Sun, Oct 07, 2007 - Page 17 News List

Heart, interrupted

An ill-timed kick from a horse sends an 11-year-old girl into a rare form of cardiac arrest that only occurs if the heart is jolted in the 15-millisecond pause between heartbeats and almost always results in death


In the spring of 2006, just about the time a then 10-year-old Delana Ringer was learning to jump 0.5m fences on Cocoa 4,800km away, a college acquaintance lured Burton from Maine to Albany, New York. For Burton, the sell was an enticing one: Clifton Park, where he would soon begin shopping for a home, was a good place to raise kids. And it was just a few kilometers from a stable where his younger daughter, Allison, a horse nut, could continue her lessons.

April 29 was a Sunday morning, and Delana and her mom loaded Cocoa into the trailer and drove 32km to the competition at the Double B Farms in Rexford, New York.

The event drew a big crowd to the two-arena locale, maybe 300 people. The riders' parents were there, armed with camcorders and cameras, filling out the packed crowd of kids, horses and ponies on a thick, overcast day at the start of the long competition season.

Delana was set to ride a little past 1pm. When her time came, she would mount Cocoa and guide the 21-year-old pony through a series of turns and jumps, tapping him with her crop, posting up and down in the saddle in time with his hoofbeats - up-down, up-down ... thump-thump, thump-thump.

If she was good enough, fast and precise enough, she would take home another ribbon to add to the dozens displayed on her bedroom wall. Hopefully, that ribbon would be another blue.

As was her habit, Suzanne scanned the crowd for the medical team. She was a mom. That's what she did. She spotted them on the far side of the arena where a girl had been thrown from her horse.

Delana stood by Cocoa, her hand loosely clasped around his reins. Suzanne stood maybe 2m away, talking to another mother whose daughter stood by her own pony, preparing to compete.
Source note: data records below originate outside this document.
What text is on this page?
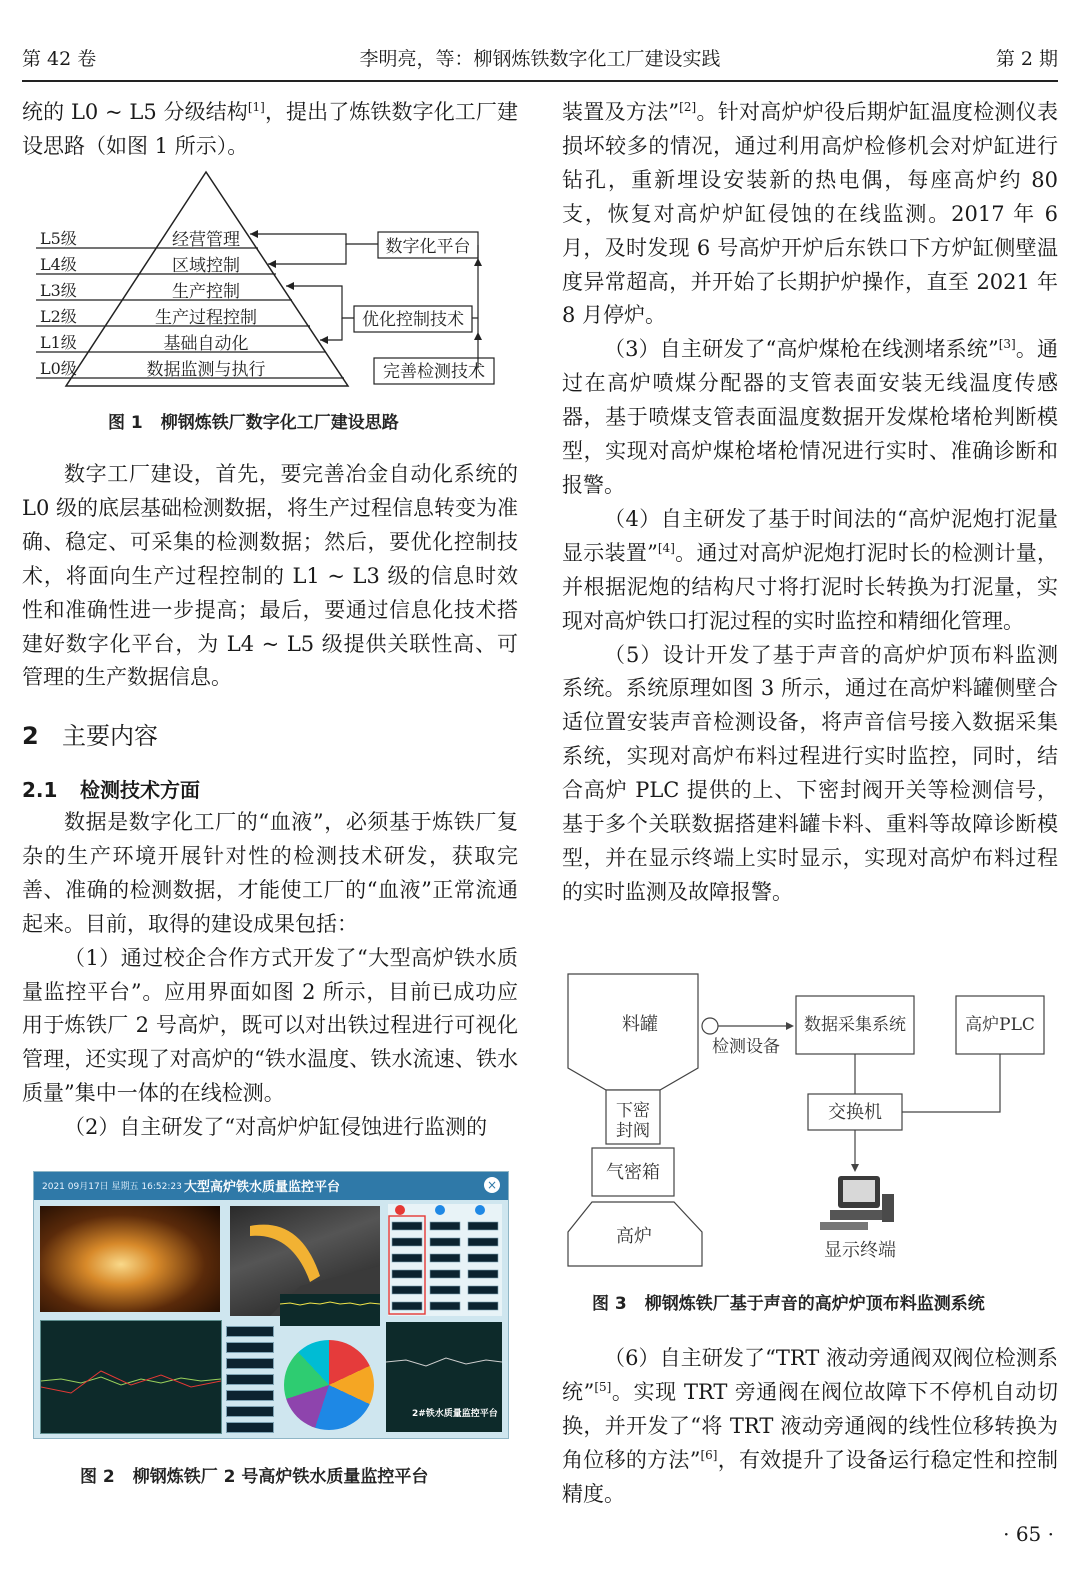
第 42 卷	李明亮，等：柳钢炼铁数字化工厂建设实践	第 2 期

统的 L0 ~ L5 分级结构[1]，提出了炼铁数字化工厂建设思路（如图 1 所示）。

L5级
L4级
L3级
L2级
L1级
L0级
经营管理
区域控制
生产控制
生产过程控制
基础自动化
数据监测与执行
数字化平台
优化控制技术
完善检测技术
图 1 柳钢炼铁厂数字化工厂建设思路

数字工厂建设，首先，要完善冶金自动化系统的 L0 级的底层基础检测数据，将生产过程信息转变为准确、稳定、可采集的检测数据；然后，要优化控制技术，将面向生产过程控制的 L1 ~ L3 级的信息时效性和准确性进一步提高；最后，要通过信息化技术搭建好数字化平台，为 L4 ~ L5 级提供关联性高、可管理的生产数据信息。

2 主要内容
2.1 检测技术方面

数据是数字化工厂的“血液”，必须基于炼铁厂复杂的生产环境开展针对性的检测技术研发，获取完善、准确的检测数据，才能使工厂的“血液”正常流通起来。目前，取得的建设成果包括：

（1）通过校企合作方式开发了“大型高炉铁水质量监控平台”。应用界面如图 2 所示，目前已成功应用于炼铁厂 2 号高炉，既可以对出铁过程进行可视化管理，还实现了对高炉的“铁水温度、铁水流速、铁水质量”集中一体的在线检测。

（2）自主研发了“对高炉炉缸侵蚀进行监测的

2021 09月17日 星期五 16:52:23 大型高炉铁水质量监控平台	×
2#铁水质量监控平台
图 2 柳钢炼铁厂 2 号高炉铁水质量监控平台

装置及方法”[2]。针对高炉炉役后期炉缸温度检测仪表损坏较多的情况，通过利用高炉检修机会对炉缸进行钻孔，重新埋设安装新的热电偶，每座高炉约 80 支，恢复对高炉炉缸侵蚀的在线监测。2017 年 6 月，及时发现 6 号高炉开炉后东铁口下方炉缸侧壁温度异常超高，并开始了长期护炉操作，直至 2021 年 8 月停炉。

（3）自主研发了“高炉煤枪在线测堵系统”[3]。通过在高炉喷煤分配器的支管表面安装无线温度传感器，基于喷煤支管表面温度数据开发煤枪堵枪判断模型，实现对高炉煤枪堵枪情况进行实时、准确诊断和报警。

（4）自主研发了基于时间法的“高炉泥炮打泥量显示装置”[4]。通过对高炉泥炮打泥时长的检测计量，并根据泥炮的结构尺寸将打泥时长转换为打泥量，实现对高炉铁口打泥过程的实时监控和精细化管理。

（5）设计开发了基于声音的高炉炉顶布料监测系统。系统原理如图 3 所示，通过在高炉料罐侧壁合适位置安装声音检测设备，将声音信号接入数据采集系统，实现对高炉布料过程进行实时监控，同时，结合高炉 PLC 提供的上、下密封阀开关等检测信号，基于多个关联数据搭建料罐卡料、重料等故障诊断模型，并在显示终端上实时显示，实现对高炉布料过程的实时监测及故障报警。

料罐
下密
封阀
气密箱
高炉
检测设备
数据采集系统	高炉PLC
交换机
显示终端
图 3 柳钢炼铁厂基于声音的高炉炉顶布料监测系统

（6）自主研发了“TRT 液动旁通阀双阀位检测系统”[5]。实现 TRT 旁通阀在阀位故障下不停机自动切换，并开发了“将 TRT 液动旁通阀的线性位移转换为角位移的方法”[6]，有效提升了设备运行稳定性和控制精度。

· 65 ·
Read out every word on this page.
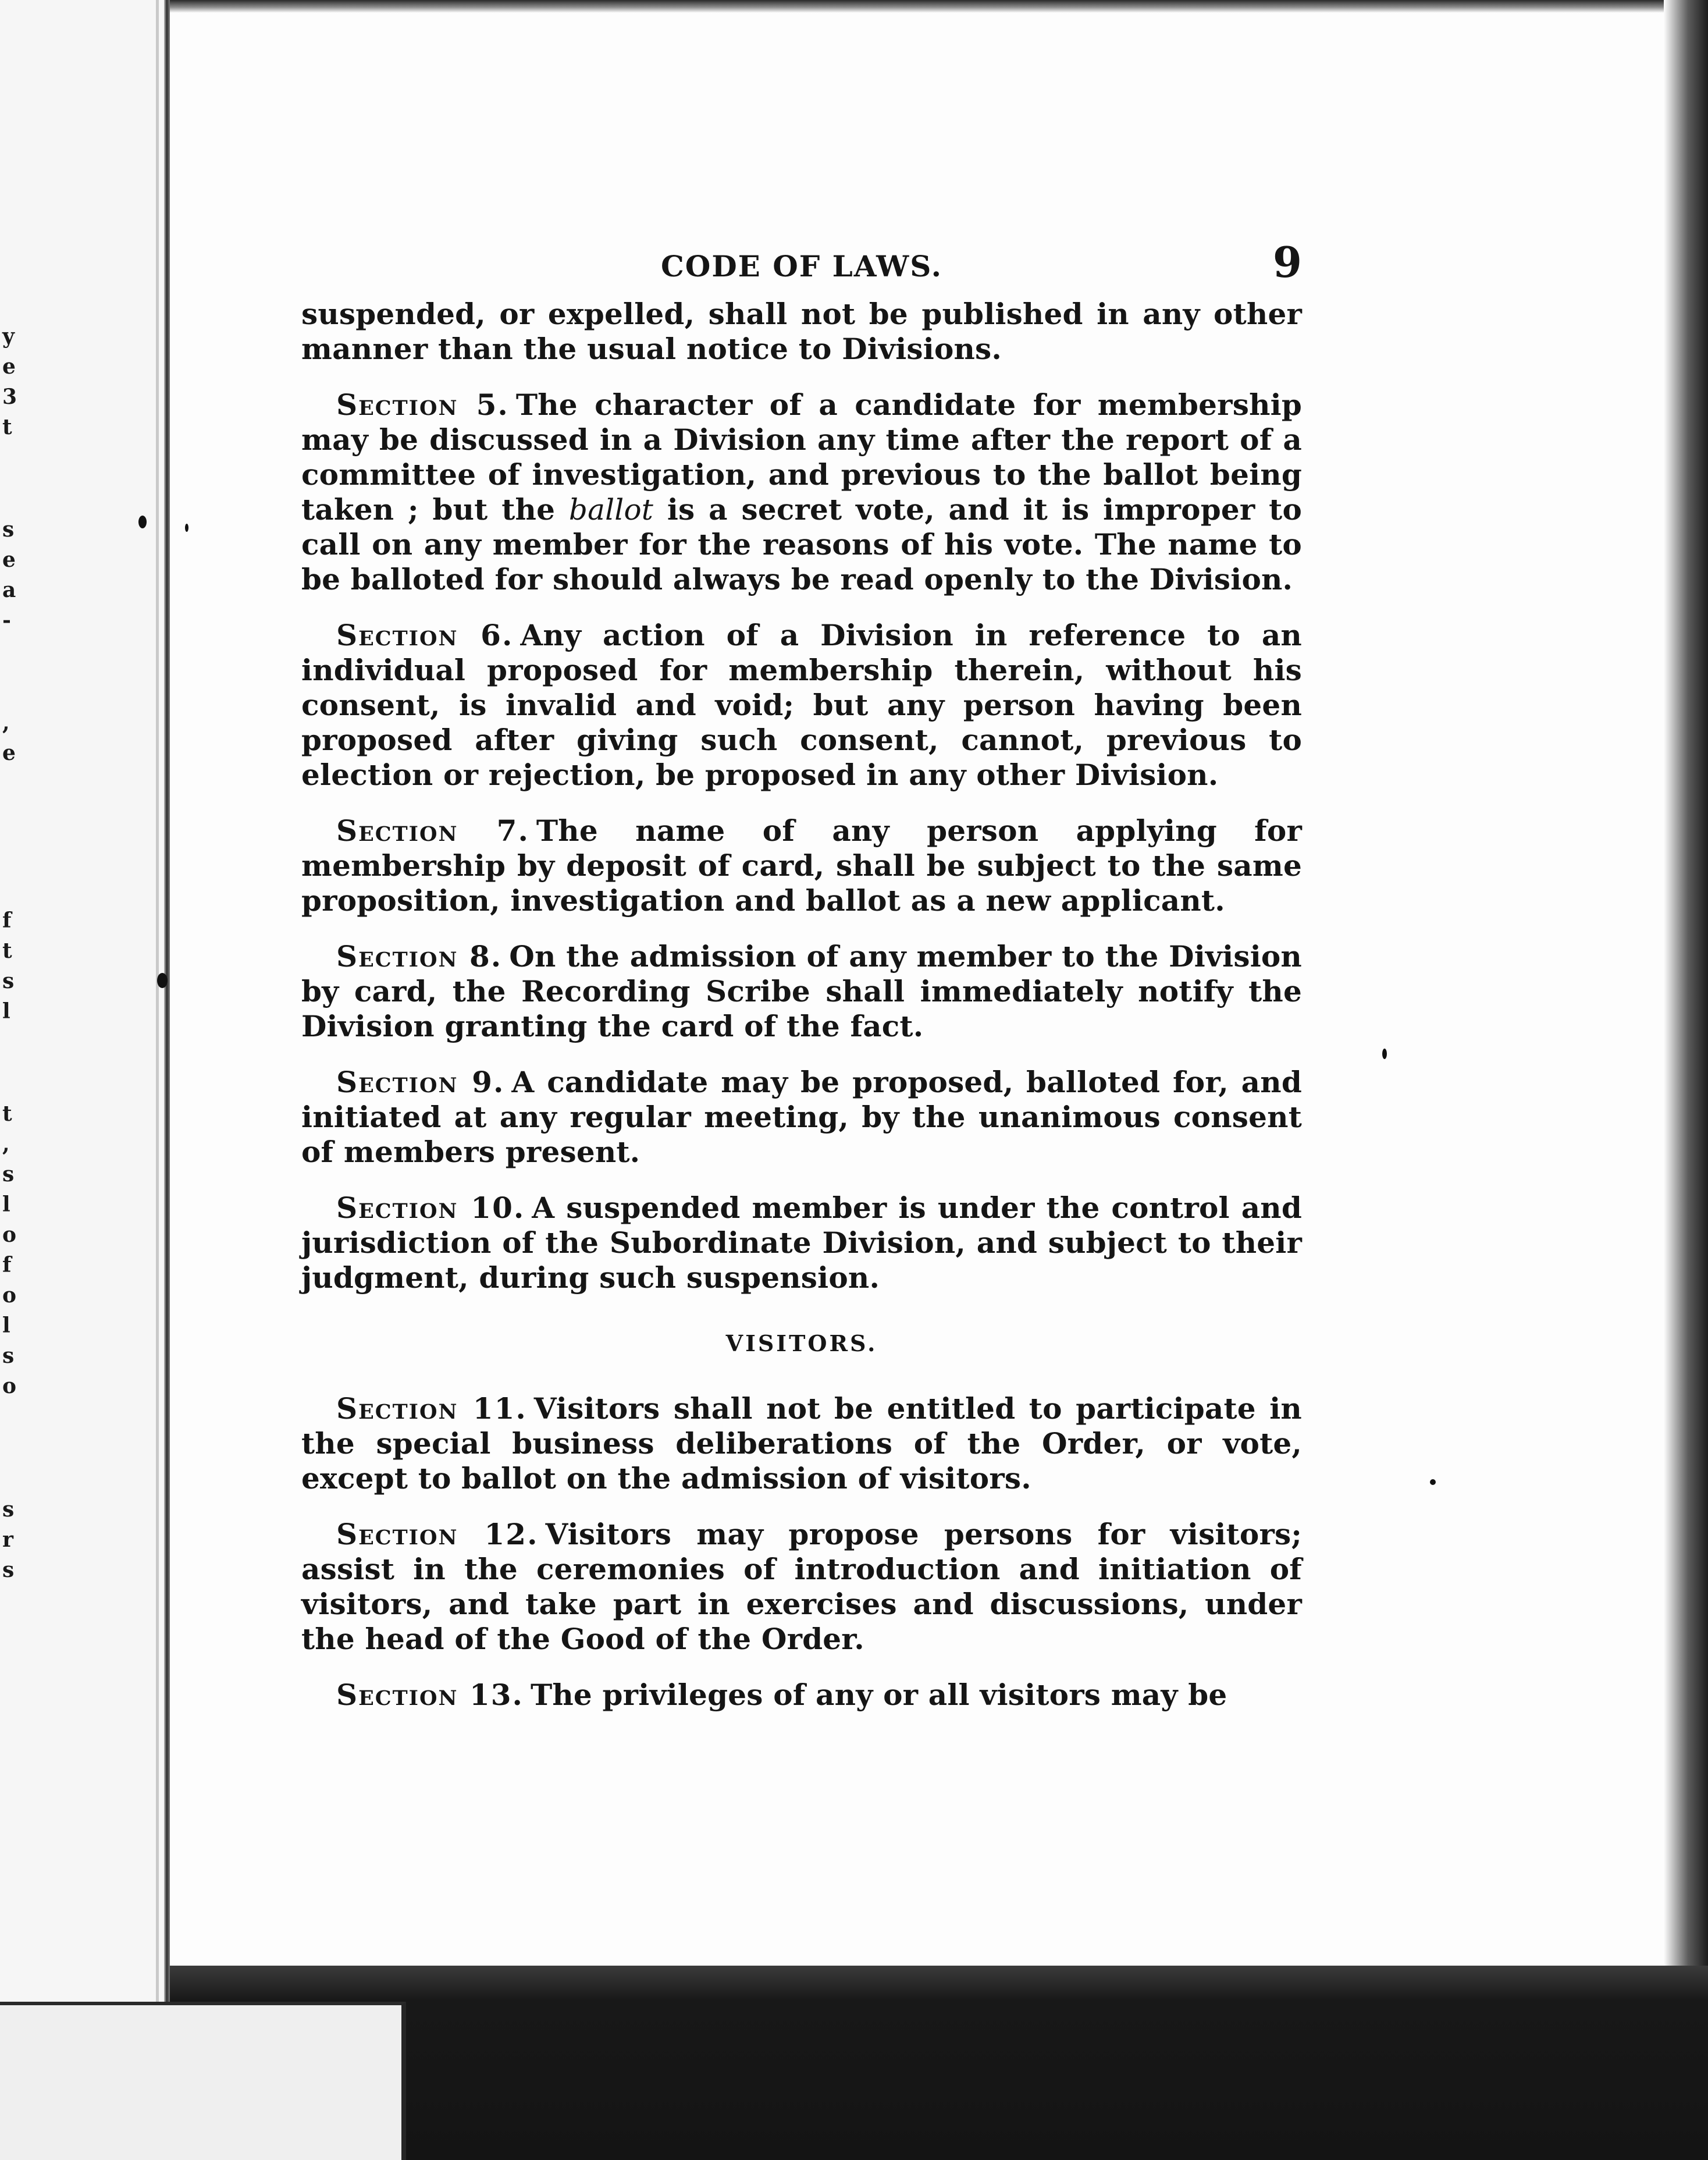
y
e
3
t
s
e
a
-
,
e
f
t
s
l
t
,
s
l
o
f
o
l
s
o
s
r
s
CODE OF LAWS.	9

suspended, or expelled, shall not be published in any other manner than the usual notice to Divisions.

Section 5. The character of a candidate for membership may be discussed in a Division any time after the report of a committee of investigation, and previous to the ballot being taken ; but the ballot is a secret vote, and it is improper to call on any member for the reasons of his vote. The name to be balloted for should always be read openly to the Division.

Section 6. Any action of a Division in reference to an individual proposed for membership therein, without his consent, is invalid and void; but any person having been proposed after giving such consent, cannot, previous to election or rejection, be proposed in any other Division.

Section 7. The name of any person applying for membership by deposit of card, shall be subject to the same proposition, investigation and ballot as a new applicant.

Section 8. On the admission of any member to the Division by card, the Recording Scribe shall immediately notify the Division granting the card of the fact.

Section 9. A candidate may be proposed, balloted for, and initiated at any regular meeting, by the unanimous consent of members present.

Section 10. A suspended member is under the control and jurisdiction of the Subordinate Division, and subject to their judgment, during such suspension.

VISITORS.

Section 11. Visitors shall not be entitled to participate in the special business deliberations of the Order, or vote, except to ballot on the admission of visitors.

Section 12. Visitors may propose persons for visitors; assist in the ceremonies of introduction and initiation of visitors, and take part in exercises and discussions, under the head of the Good of the Order.

Section 13. The privileges of any or all visitors may be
The pony's backside was turned to Delana, which was nothing unusual in the tight press of bodies.

Suzanne knew horses, though. So when she saw the pony flatten his ears in distress, her worry spiked.

He's going to kick, Suzanne thought. And Delana was right in his path.

The pony took two steps back, leaned his weight forward and bucked high with both hind legs. The animal's two saucer-sized hooves slammed Delana square in her chest, about 15cm below her left collar bone.

The little girl pitched back, but her grip on Cocoa's reins kept her on her feet. Suzanne was immediately at her side.

"It hurts," Delana whimpered. The color in her face was fading fast.

Inside her chest, her heart had stopped.

Two women - both nurses from Vermont who'd seen what had happened - rushed to the scene. One told Suzanne she had to let go of her daughter. They had to get her on the ground. She was seizing. By the time they'd laid Delana on her back in the dirt, the little girl had lost consciousness.

Suzanne's heart slammed. She pleaded with God.

I'm not ready. I'm not ready to let her go. Please.

"Medic!" she yelled, knowing that the Emergency Medical Technician (EMT) was too far away, probably too far to even hear her. "I need a medic!"

Precious, wasted time raced by.

Ten, 20, 30 seconds.

A minute. Two.

John Burton's eyes scanned the crowd of bodies, people and horses.